Maxine Fickenscher

Poem: A Cry of Hope 

Poem: Un-Obituary 

Story: The Mother of All Murder (Chapter One) 

Slam Poem: Yukon's Cherry Coke Phobia Experiment 

Slam Poem: 13 Steps to Successfully Kidnap Someone 

Group Poem: Melting Into Beauty 

Screenplay: The Junebugs' Night Out 

A CRY OF HOPE

If gravity were to grasp onto me,

if it were to pull me down.

Would you be there?

Would your hands entangle with mine? 


Could you save me from the dark, 

from crying at 2:45

while the rain hits old foggy windows?


If you were to hear my silent sobs,

would you comfort me?


Can I trust you to take on evil with me?

Like a naive little child 

playing make-believe.

Rescue me from my dragons.


Remind me of who I am,

because if you don’t 

I will drown.


And you will be taken away with the current,

a figment of my past,

a name whispered in my melancholy thoughts. 

What if…

UN-OBITUARY

The burning desire to search my name,

to see what my legacy is.

I swipe my thumb across my phone's cold screen

I see stories folded in old smiles,

and joy reflected off of square wire frame glasses.

I let out a soft chuckle 

drawing the attention of my father.

He asks me why I laugh,

and I tell him my story 

of scrolling through the dead.

And what will you do to change that?

A question I have never really wondered:

How do you shut out the shaking laughs of the world,

trying to make you just another life,

how can I carefully mold a life into a story

that can be tested by the heat of flames to become legend?

MOTHER OF ALL MURDER 

(Chapter 1)

Staring at the bullet wound, I go through the questions that always flood my brain at times like these. What kind of bullet did that, and who could have looked at this person and thought, yeah, today’s the day I’m going to shoot them

 “Mommy! Mommy!!! MOMMY!!!!” I hear a little kid yelling their lungs out.

“Kid, get back here!” yells the raspy voice of a tired man.

“No!”

Two frantic figures dash past the lab window: a little girl with her black curly pigtails flying behind her, mud-caked on her worn-out My Little Pony onesie,  and an officer questioning his life decisions. 

I stare at the spot where they once ran for a while then I rip my attention away to focus on the job at hand. 

I carefully pull the bullet out of the wound, found in the middle of the forehead, and take it over to the microscope behind me. I feel a tug on the bottom of my lab coat and look down and see the little pigtail girl’s mismatched blue and brown eyes baring into my soul. 

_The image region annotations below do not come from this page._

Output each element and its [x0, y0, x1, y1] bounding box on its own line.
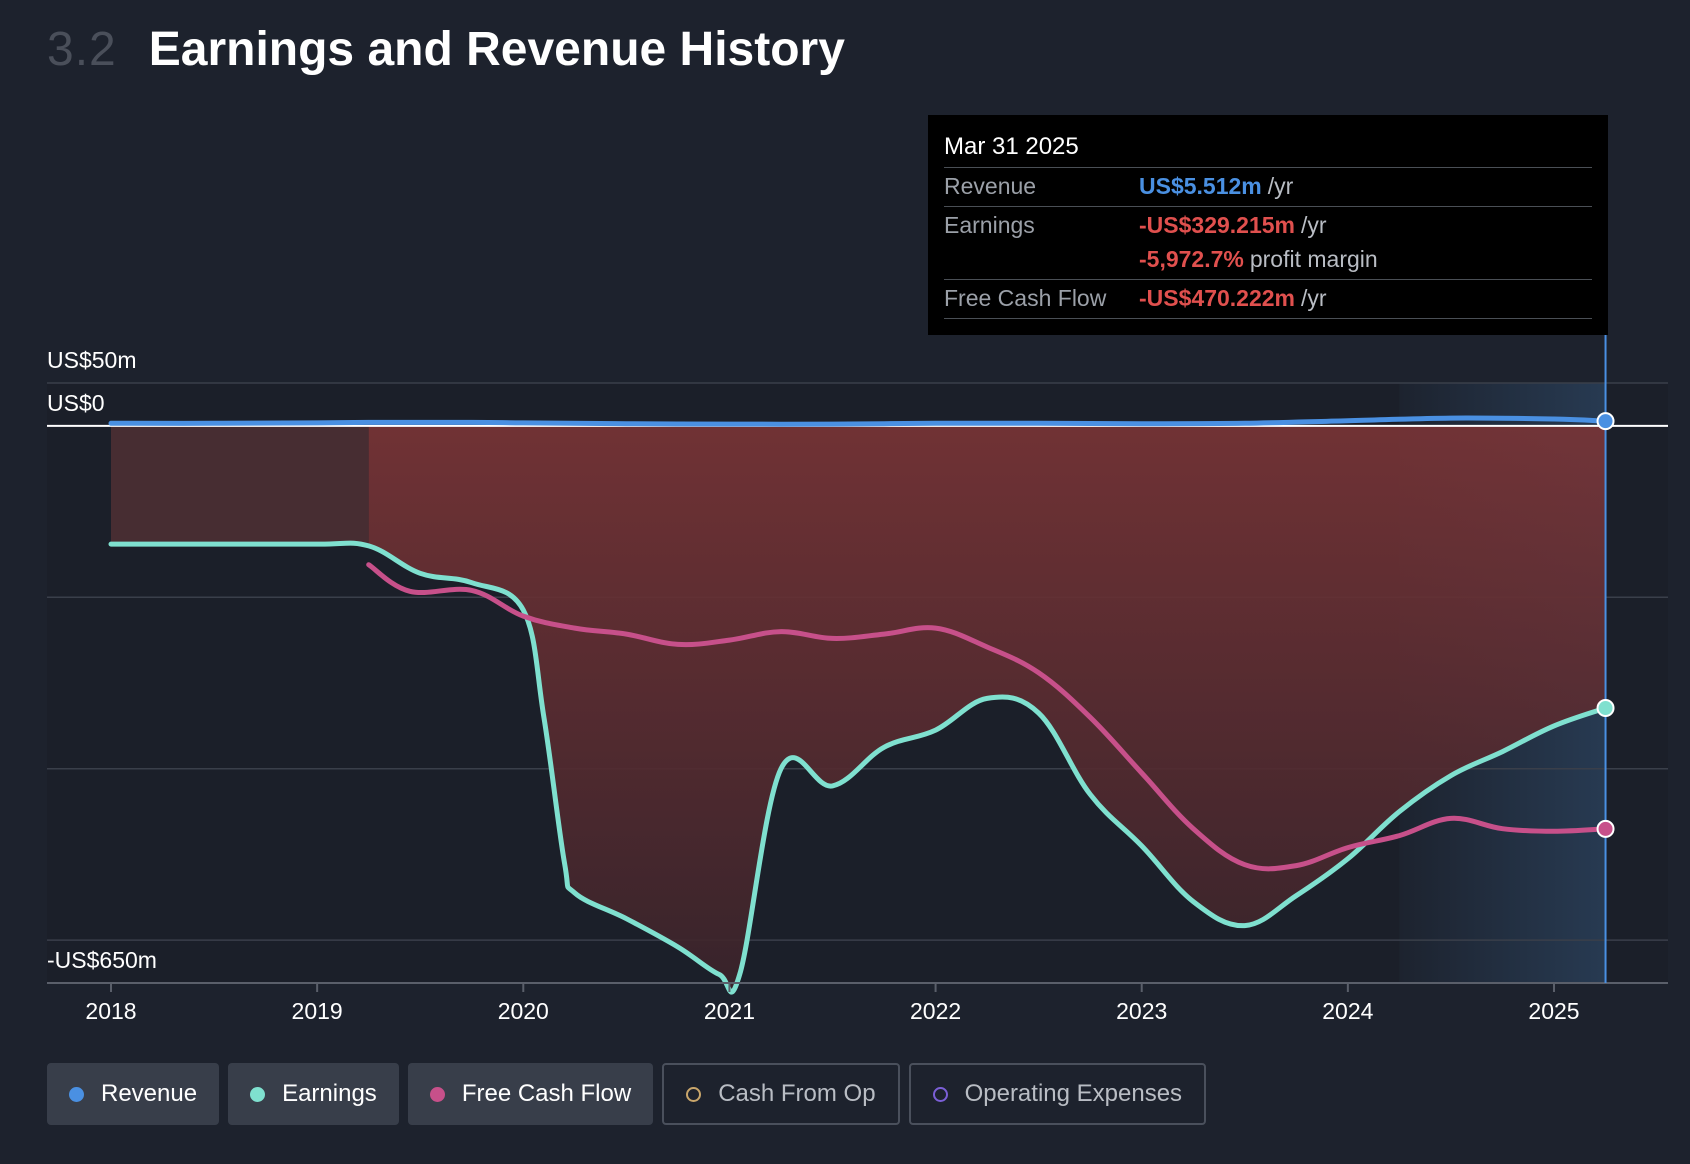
series-line-revenue	[108, 415, 1608, 427]
x-tick-label: 2024	[1322, 998, 1373, 1024]
tooltip-margin-row: -5,972.7% profit margin	[944, 241, 1592, 280]
section-heading: 3.2 Earnings and Revenue History	[47, 22, 845, 77]
operating-expenses-ring-icon	[932, 1086, 948, 1102]
legend-toggle-free-cash-flow[interactable]: Free Cash Flow	[407, 1063, 654, 1125]
earnings-dot-icon	[250, 1086, 266, 1102]
loss-area	[368, 425, 1606, 993]
legend-label-free-cash-flow: Free Cash Flow	[461, 1080, 632, 1107]
legend-label-earnings: Earnings	[282, 1080, 377, 1107]
hover-point-earnings	[1596, 699, 1615, 718]
series-line-free-cash-flow	[366, 562, 1608, 872]
tooltip-revenue-label: Revenue	[944, 173, 1037, 199]
cash-from-op-ring-icon	[686, 1086, 702, 1102]
legend-label-revenue: Revenue	[101, 1080, 198, 1107]
tooltip-fcf-unit: /yr	[1301, 285, 1327, 311]
x-tick-label: 2018	[85, 998, 136, 1024]
y-tick-label: US$50m	[47, 347, 136, 373]
hover-point-free-cash-flow	[1596, 819, 1615, 838]
tooltip-revenue-row: Revenue US$5.512m /yr	[944, 168, 1592, 207]
legend-toggle-cash-from-op[interactable]: Cash From Op	[662, 1063, 900, 1125]
x-tick-label: 2022	[910, 998, 961, 1024]
tooltip-fcf-value: -US$470.222m	[1139, 285, 1295, 311]
tooltip-margin-value: -5,972.7%	[1139, 246, 1244, 272]
tooltip-revenue-unit: /yr	[1267, 173, 1294, 199]
series-line-earnings	[108, 540, 1608, 995]
x-tick-label: 2021	[704, 998, 755, 1024]
revenue-dot-icon	[69, 1086, 84, 1102]
y-tick-label: -US$650m	[47, 947, 157, 973]
hover-point-revenue	[1596, 412, 1615, 431]
chart-legend: Revenue Earnings Free Cash Flow Cash Fro…	[47, 1063, 1207, 1125]
tooltip-fcf-row: Free Cash Flow -US$470.222m /yr	[944, 280, 1592, 319]
legend-label-cash-from-op: Cash From Op	[718, 1080, 876, 1107]
legend-toggle-operating-expenses[interactable]: Operating Expenses	[908, 1063, 1207, 1125]
tooltip-earnings-row: Earnings -US$329.215m /yr	[944, 207, 1592, 241]
tooltip-earnings-label: Earnings	[944, 212, 1035, 238]
tooltip-date: Mar 31 2025	[944, 133, 1592, 168]
x-tick-label: 2025	[1528, 998, 1579, 1024]
legend-toggle-revenue[interactable]: Revenue	[47, 1063, 220, 1125]
x-tick-label: 2023	[1116, 998, 1167, 1024]
free-cash-flow-dot-icon	[429, 1086, 445, 1102]
y-tick-label: US$0	[47, 390, 105, 416]
tooltip-earnings-unit: /yr	[1301, 212, 1327, 238]
x-tick-label: 2020	[498, 998, 549, 1024]
legend-label-operating-expenses: Operating Expenses	[964, 1080, 1183, 1107]
tooltip-margin-unit: profit margin	[1249, 246, 1378, 272]
legend-toggle-earnings[interactable]: Earnings	[228, 1063, 399, 1125]
x-tick-label: 2019	[292, 998, 343, 1024]
tooltip-fcf-label: Free Cash Flow	[944, 285, 1107, 311]
tooltip-earnings-value: -US$329.215m	[1139, 212, 1295, 238]
page-title: Earnings and Revenue History	[148, 23, 845, 76]
hover-tooltip: Mar 31 2025 Revenue US$5.512m /yr Earnin…	[928, 115, 1608, 335]
loss-area-early	[111, 425, 369, 546]
tooltip-revenue-value: US$5.512m	[1139, 173, 1262, 199]
section-number: 3.2	[47, 23, 117, 76]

“Hey science lady you found my mommy!”

I turn to see pigtails holding the victim’s hand, which was hanging off of the examining table, and my heart drops.

“Uh, honey could you not do that?”

“No, Mommy and I need to go home, I want to go home,” she says quietly and a little defeated. 

My heart breaks for her, I take off my gloves and pull her hand off the victim and cup it with my own.

“Honey, Mommy can’t go home anymore.” 

“Yeah that’s what the other guy said, the one with the uniform,” she sighed tears welling up in her eyes, “He was mean.”

“Yeah, most people here aren’t the nicest…I’m sorry about that.”

She slips under my lab coat and hangs on to me like a lifeline and I hold on to her, scared that if I let go we would both fall apart.

“You smell funny,” she observes with blunt honesty.

“Thanks kid,” I say with a little laugh.

“You’re welcome,” she replies not understanding my sarcasm. 

“And my name’s not kid, it’s Anastasia Nikolaidis. I’m also eight, that’s hardly a kid.” 

Despite Anastasia’s confidant words, she clung to me, like a leaf on the tree in the middle of a storm. 

That’s when I knew I had to protect this child at all costs.